Lidl has confirmed it is expanding its MVNO business beyond Germany, Austria and Switzerland, with ambitions to roll out a mobile service across up to 30 countries where Lidl operates, including the UK, US, France and Spain. Rather than building costly infrastructure, Lidl will operate as a mobile virtual network operator, using existing telecoms infrastructure rather than building its own network.
The commercial logic is clear enough. The plans will be delivered through the Lidl Plus app, which already has more than 100 million users globally, meaning Lidl does not need to build an audience from scratch. It already has one, and it already has those people’s trust as a value brand. Bolt on a SIM card, and you have a fairly compelling product for a certain type of customer.
For anyone who has spotted Lidl Connect while shopping in Germany or Austria, the idea of seeing it land in Ireland probably feels intuitive. Lidl is already here, it is already trusted, and Irish consumers have shown a clear appetite for budget telecoms. On the surface, it looks like a natural fit.
The reality of the Irish market, though, is a bit more complicated.
Ireland Does Not Really Need More Competition
When Gomo launched in Ireland, it effectively started a race to the bottom on mobile pricing, and that race has not stopped. Before Gomo arrived, €20 for prepay and around €30 per month for bill pay SIM-only was pretty standard. Today you can pick up a plan from 48 and Clear Mobile for €12.99 any day of the week, with prices rarely creeping above €14.99. By European standards, that is genuinely competitive, and it happened without a supermarket MVNO in sight.

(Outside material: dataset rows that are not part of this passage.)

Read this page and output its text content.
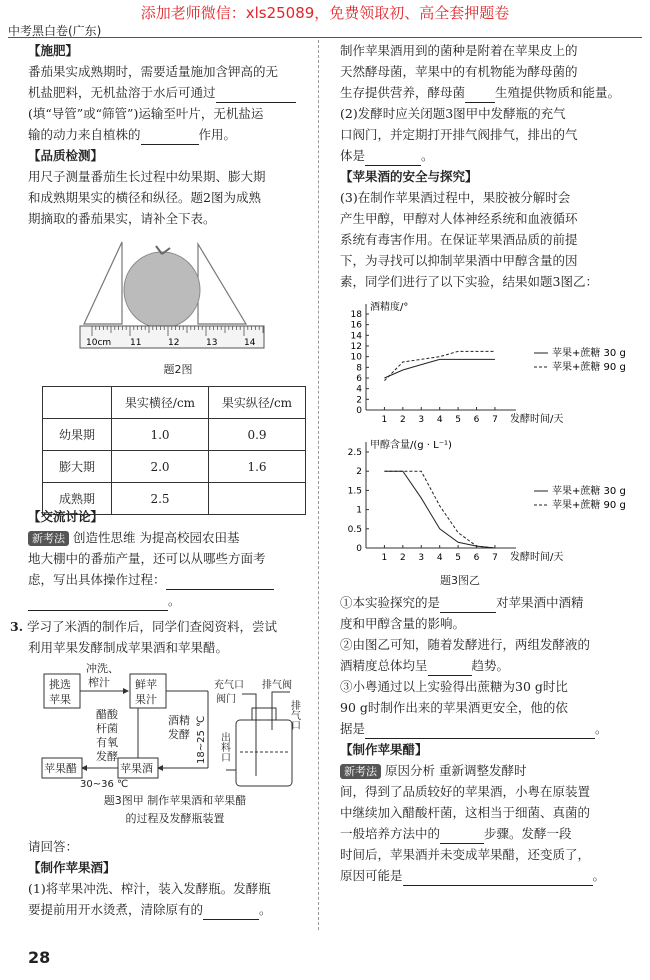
添加老师微信：xls25089，免费领取初、高全套押题卷
中考黑白卷(广东)

【施肥】

番茄果实成熟期时，需要适量施加含钾高的无

机盐肥料，无机盐溶于水后可通过

(填“导管”或“筛管”)运输至叶片，无机盐运

输的动力来自植株的	作用。

【品质检测】

用尺子测量番茄生长过程中幼果期、膨大期

和成熟期果实的横径和纵径。题2图为成熟

期摘取的番茄果实，请补全下表。

10cm 11	12	13	14
题2图
	果实横径/cm	果实纵径/cm
幼果期	1.0	0.9
膨大期	2.0	1.6
成熟期	2.5	

【交流讨论】

新考法 创造性思维 为提高校园农田基

地大棚中的番茄产量，还可以从哪些方面考

虑，写出具体操作过程：

。

3. 学习了米酒的制作后，同学们查阅资料，尝试

利用苹果发酵制成苹果酒和苹果醋。

挑选
苹果
冲洗、
榨汁 鲜苹
果汁
醋酸
杆菌
有氧
发酵
酒精
发酵 18~25 ℃
苹果酒
苹果醋
30~36 ℃
充气口
阀门
排气阀
排气口
出料口
题3图甲 制作苹果酒和苹果醋
的过程及发酵瓶装置

请回答：

【制作苹果酒】

(1)将苹果冲洗、榨汁，装入发酵瓶。发酵瓶

要提前用开水烫煮，清除原有的	。

制作苹果酒用到的菌种是附着在苹果皮上的

天然酵母菌，苹果中的有机物能为酵母菌的

生存提供营养，酵母菌 生殖提供物质和能量。

(2)发酵时应关闭题3图甲中发酵瓶的充气

口阀门，并定期打开排气阀排气，排出的气

体是	。

【苹果酒的安全与探究】

(3)在制作苹果酒过程中，果胶被分解时会

产生甲醇，甲醇对人体神经系统和血液循环

系统有毒害作用。在保证苹果酒品质的前提

下，为寻找可以抑制苹果酒中甲醇含量的因

素，同学们进行了以下实验，结果如题3图乙：

酒精度/°
发酵时间/天
0
2
4
6
8
10
12
14
16
18
1 2 3 4 5 6 7
苹果+蔗糖 30 g
苹果+蔗糖 90 g
甲醇含量/(g · L⁻¹)
发酵时间/天
0
0.5
1
1.5
2
2.5
1 2 3 4 5 6 7
苹果+蔗糖 30 g
苹果+蔗糖 90 g
题3图乙

①本实验探究的是	对苹果酒中酒精

度和甲醇含量的影响。

②由图乙可知，随着发酵进行，两组发酵液的

酒精度总体均呈	趋势。

③小粤通过以上实验得出蔗糖为30 g时比

90 g时制作出来的苹果酒更安全，他的依

据是	。

【制作苹果醋】

新考法 原因分析 重新调整发酵时

间，得到了品质较好的苹果酒，小粤在原装置

中继续加入醋酸杆菌，这相当于细菌、真菌的

一般培养方法中的	步骤。发酵一段

时间后，苹果酒并未变成苹果醋，还变质了，

原因可能是	。

28
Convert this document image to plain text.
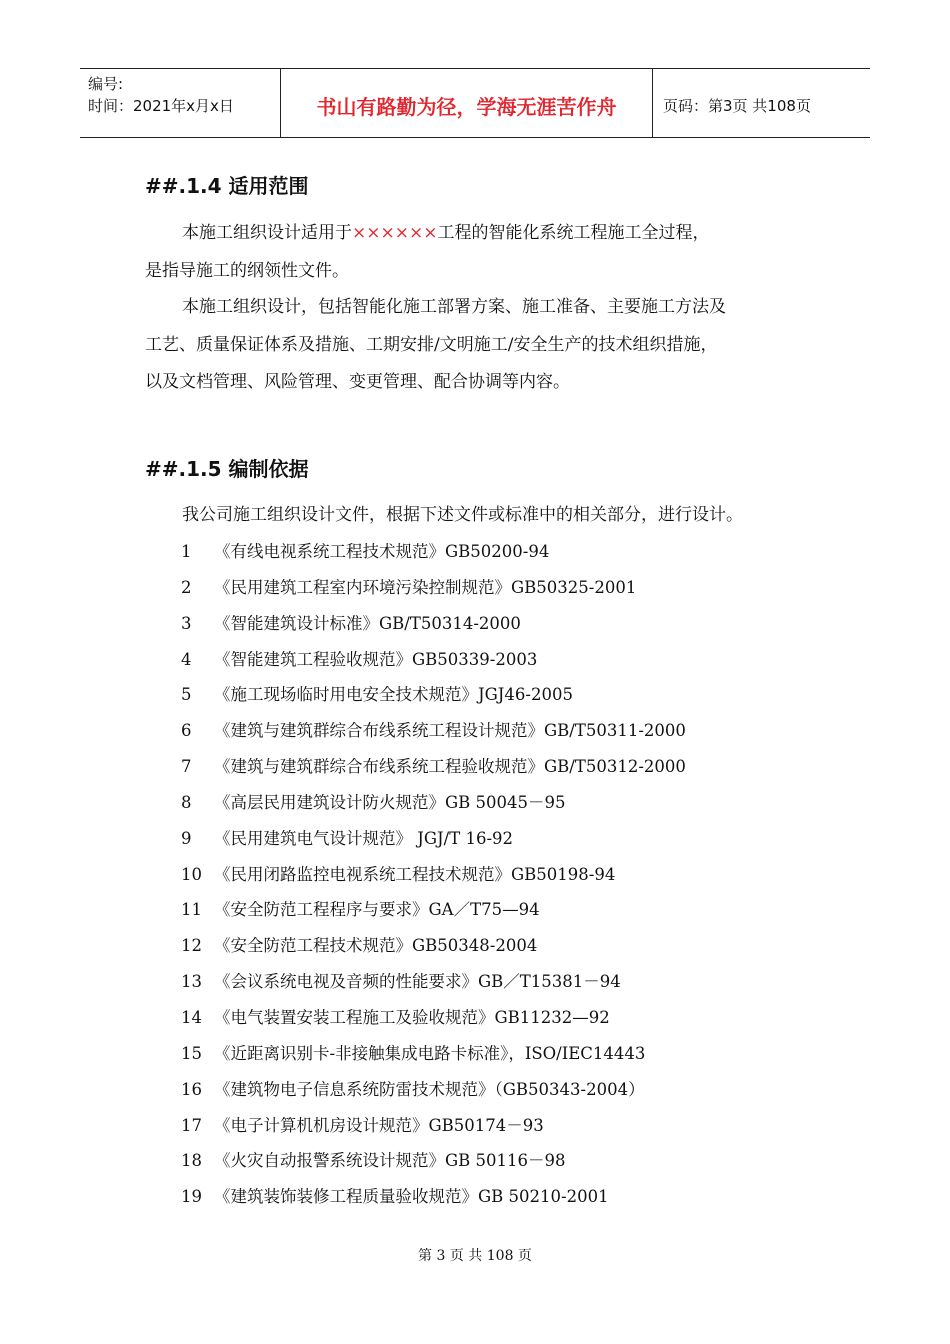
编号:
时间：2021年x月x日	书山有路勤为径，学海无涯苦作舟	页码：第3页 共108页
##.1.4 适用范围
本施工组织设计适用于××××××工程的智能化系统工程施工全过程，
是指导施工的纲领性文件。
本施工组织设计，包括智能化施工部署方案、施工准备、主要施工方法及
工艺、质量保证体系及措施、工期安排/文明施工/安全生产的技术组织措施，
以及文档管理、风险管理、变更管理、配合协调等内容。
##.1.5 编制依据
我公司施工组织设计文件，根据下述文件或标准中的相关部分，进行设计。
1 《有线电视系统工程技术规范》GB50200-94
2 《民用建筑工程室内环境污染控制规范》GB50325-2001
3 《智能建筑设计标准》GB/T50314-2000
4 《智能建筑工程验收规范》GB50339-2003
5 《施工现场临时用电安全技术规范》JGJ46-2005
6 《建筑与建筑群综合布线系统工程设计规范》GB/T50311-2000
7 《建筑与建筑群综合布线系统工程验收规范》GB/T50312-2000
8 《高层民用建筑设计防火规范》GB 50045－95
9 《民用建筑电气设计规范》 JGJ/T 16-92
10 《民用闭路监控电视系统工程技术规范》GB50198-94
11 《安全防范工程程序与要求》GA／T75—94
12 《安全防范工程技术规范》GB50348-2004
13 《会议系统电视及音频的性能要求》GB／T15381－94
14 《电气装置安装工程施工及验收规范》GB11232—92
15 《近距离识别卡-非接触集成电路卡标准》，ISO/IEC14443
16 《建筑物电子信息系统防雷技术规范》（GB50343-2004）
17 《电子计算机机房设计规范》GB50174－93
18 《火灾自动报警系统设计规范》GB 50116－98
19 《建筑装饰装修工程质量验收规范》GB 50210-2001
第 3 页 共 108 页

For Lidl to make a meaningful entrance here, it would need to come in at something like €7.99 to cause a stir. It would almost certainly hoover up customers, particularly among existing Lidl shoppers who already use the Lidl Plus app. But at that price point, the question of profitability becomes a real one. MVNOs are not especially high-margin businesses at the best of times, and Ireland is a small market with a population of just over five million. The numbers would need to stack up, and it is not obvious they would, at least not in the short term.
The Consolidation Picture Complicates Things Further
Alongside Lidl’s expansion news, there is also significant consolidation happening in the Irish mobile market that is worth understanding. There are strong rumours that Three Ireland and Virgin Media will either merge or announce plans to do so before the end of this year. Liberty Global is said to be in talks to acquire Three Ireland for up to €1.5 billion, which would mark a significant reshaping of the Irish telecoms landscape.
This echoes what happened in the UK, where Three and Vodafone merged under CK Hutchison, a move that saw the conglomerate pull back from mobile to focus on its ports business. When O2 and Three merged in Ireland previously, competition regulators insisted on conditions that brought new operators to the table; iD Mobile through Carphone Warehouse and Virgin Media through its broadband base. Both iD Mobile and Carphone Warehouse are now gone, and Virgin Media is the entity now seeking to consolidate further rather than expand.
The broader point is that the Irish market is currently consolidating, not opening up. Analysts have noted that Lidl’s entry into additional markets could intensify competition for established telecoms providers, particularly as new entrants focus on lower-cost, app-based services, but that analysis applies most cleanly to larger, less consolidated markets. Regulators looking at a further Three and Virgin merger may well require remedies that reshape the competitive landscape again, but Lidl entering as a small MVNO would not obviously solve whatever structural concerns emerge from that process.
So Will It Happen?
Lidl already operates in Ireland, so the country sits within the theoretical scope of Schwarz Group’s global MVNO ambitions. If the rollout goes well in larger priority markets, it will probably arrive here eventually. But Ireland is a small market, prices are already low, and the competitive dynamics are shifting in ways that do not obviously roll out a welcome mat. For now, it feels like a case of watch this space rather than brace for impact.